- In this prelab you will setup the Intel Pin tool to run on your system and use it to collect memory access traces from several programs.
- Open a shell, go into your local git repo, and do a “git pull“ to make sure you have the latest feedback from the TAs.
- Create the folder Labs/Lab14 in your regular lab folder.
Getting started with Intel Pin
In this lab, we will be using the Intel Pin tool. Pin is a powerful tool for dynamic program analysis. We will be using it to instrument a running executable so that we can record each and every memory access the program makes. Pin works similarly to how a Virtual Machine might use just-in-time compilation to generate machine code at execution time. A bunch of really smart folks applied the same concept to essentially re-compile any binary executable at runtime to add instrumentation instructions.
Pin is already installed on the lab computers (do not try to use the mips machine for this lab!), so there is no need to download the executable files. To make Pin work, we will be using two environment variables. If you use bash, the commands below will set up the environment for your current running shell:
You would have to type these lines manually every time you opened another shell to work with Pin. If you prefer to have these lines execute automatically, every time you open a new shell, there is a simple alternative. Just this one time, you can run the lines below to modify your .bashrc file (optional):
echo "export PIN_ROOT=~cs206/bin/pin
export PIN_TOOL=~cs206/bin/pin/source/tools/ManualExamples/obj-intel64/dinero.so" >> ~/.bashrc
After this, you can use Pin to instrument the ls command with the line:
$PIN_ROOT/pin.sh -t $PIN_TOOL -o mytrace.out -- ls
Here’s how you understand this line:
- $PIN_ROOT/pin.sh is the path to the executable bash script which actually runs pin.

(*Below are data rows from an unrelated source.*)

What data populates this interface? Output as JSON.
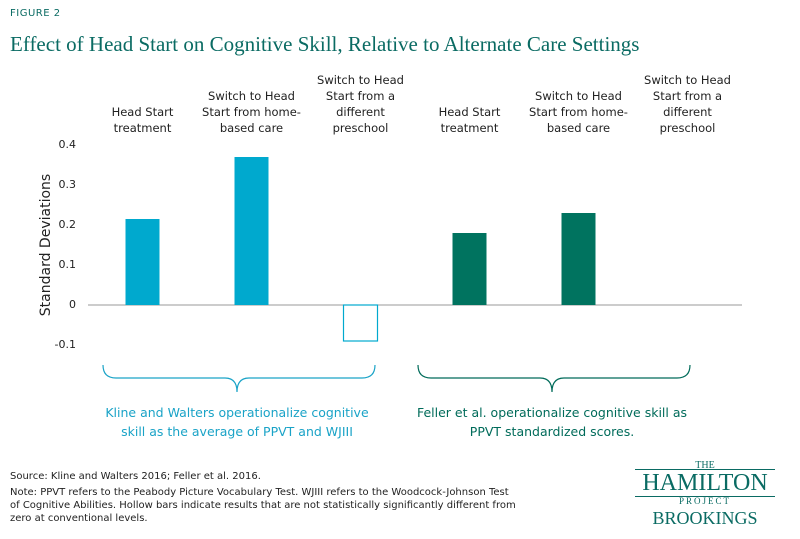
{
  "figure_label": "FIGURE 2",
  "chart_data": {
    "type": "bar",
    "title": "Effect of Head Start on Cognitive Skill, Relative to Alternate Care Settings",
    "ylabel": "Standard Deviations",
    "categories": [
      "Head Start treatment",
      "Switch to Head Start from home-based care",
      "Switch to Head Start from a different preschool",
      "Head Start treatment",
      "Switch to Head Start from home-based care",
      "Switch to Head Start from a different preschool"
    ],
    "values": [
      0.215,
      0.37,
      -0.09,
      0.18,
      0.23,
      null
    ],
    "colors": [
      "#00a9ce",
      "#00a9ce",
      "#00a9ce",
      "#00735f",
      "#00735f",
      "#00735f"
    ],
    "hollow": [
      false,
      false,
      true,
      false,
      false,
      false
    ],
    "ylim": [
      -0.1,
      0.4
    ],
    "yticks": [
      0.4,
      0.3,
      0.2,
      0.1,
      0,
      -0.1
    ],
    "annotations": [
      "Kline and Walters operationalize cognitive skill as the average of PPVT and WJIII",
      "Feller et al. operationalize cognitive skill as PPVT standardized scores."
    ]
  },
  "notes": [
    "Source: Kline and Walters 2016; Feller et al. 2016.",
    "Note: PPVT refers to the Peabody Picture Vocabulary Test. WJIII refers to the Woodcock-Johnson Test",
    "of Cognitive Abilities. Hollow bars indicate results that are not statistically significantly different from",
    "zero at conventional levels."
  ],
  "logo": {
    "the": "THE",
    "name": "HAMILTON",
    "project": "PROJECT",
    "org": "BROOKINGS"
  }
}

This script is necessary to select the proper tools and libraries for your environment. You can even cat the .sh to see what it’s doing with your library paths.
- Bash scripting is itself whole other thing: anything (or things) you can type into the command line (in a bash shell/terminal) can be placed into a shell script (like pin.sh) for repeated execution later. It’s basically functional abstraction for anything you do manually on the command line. Read about it all here.
- The pin executable handles instrumenting the target program. This data is linked to a “tool” that extracts the meaningful information. We specify the pin tool to use with the -t $PIN_TOOL part. In our case we set up $PIN_TOOL previously to point to our special dinero pin tool.
- The -o mytrace.out part tells the dinero Pin tool the name of a file in which to store it’s output. When you don’t specify anything, it uses the default file name dinerotrace.out; here, we are telling it to use a file called mytrace.out. Later in the lab you can use this option to save different traces with a unique filename.
- Finally, after the — (double hyphen) comes the program to instrument and run. In this case, we ask Pin to analyze the ls program. This will produce a directory listing, as ls always does, but it will take longer than usual because Pin is doing a lot of work behind the scenes to instrument the executable with instructions to collect every address reference made and then to save them all to the output file you named. After ls exits, you will see that the trace file you specified has been created.
Take a look at the trace file now:
$ head mytrace.out
W 0x7fffc0b83868 8
W 0x7fffc0b83860 8
W 0x7fffc0b83858 8
W 0x7fffc0b83850 8
W 0x7fffc0b83848 8
W 0x7fffc0b83840 8
W 0x7fffc0b83838 8
R 0x3cf5a1fb80 8
W 0x3cf5a1fd48 8
R 0x3cf5a1ffc8 8
The trace format is a simple ASCII text file where the first letter is either a R or W, for read or write. Then a memory address (can you identify which segments are being used?). The last number is the number of bytes read or written. Your file may not match the output above exactly because some of the libraries are dynamically linked and may have different addresses in memory.
You can now use Pin to generate memory access traces for just about every program on the system. The readme file has a few restrictions–most notably Google Chrome will not work properly. Also note that the memory trace for our simple ls command was 3.2 MB. If you trace a program that generates a lot of memory accesses or runs for a substantial amount of time, the trace file will be very large and very likely exceed your disk quota.
Use pin to generate traces for ls, pwd, and wc alice.txt. (link to alice.txt)(use wget to retrieve it from the web through the terminal). Name the output files: ls.out, pwd.out, and wc.out. Add each file to your git repo (although these files are large, git stores data in compressed form).
- 25 points – ls.out, pwd.out and wc.out added to git repo (25/3 points each).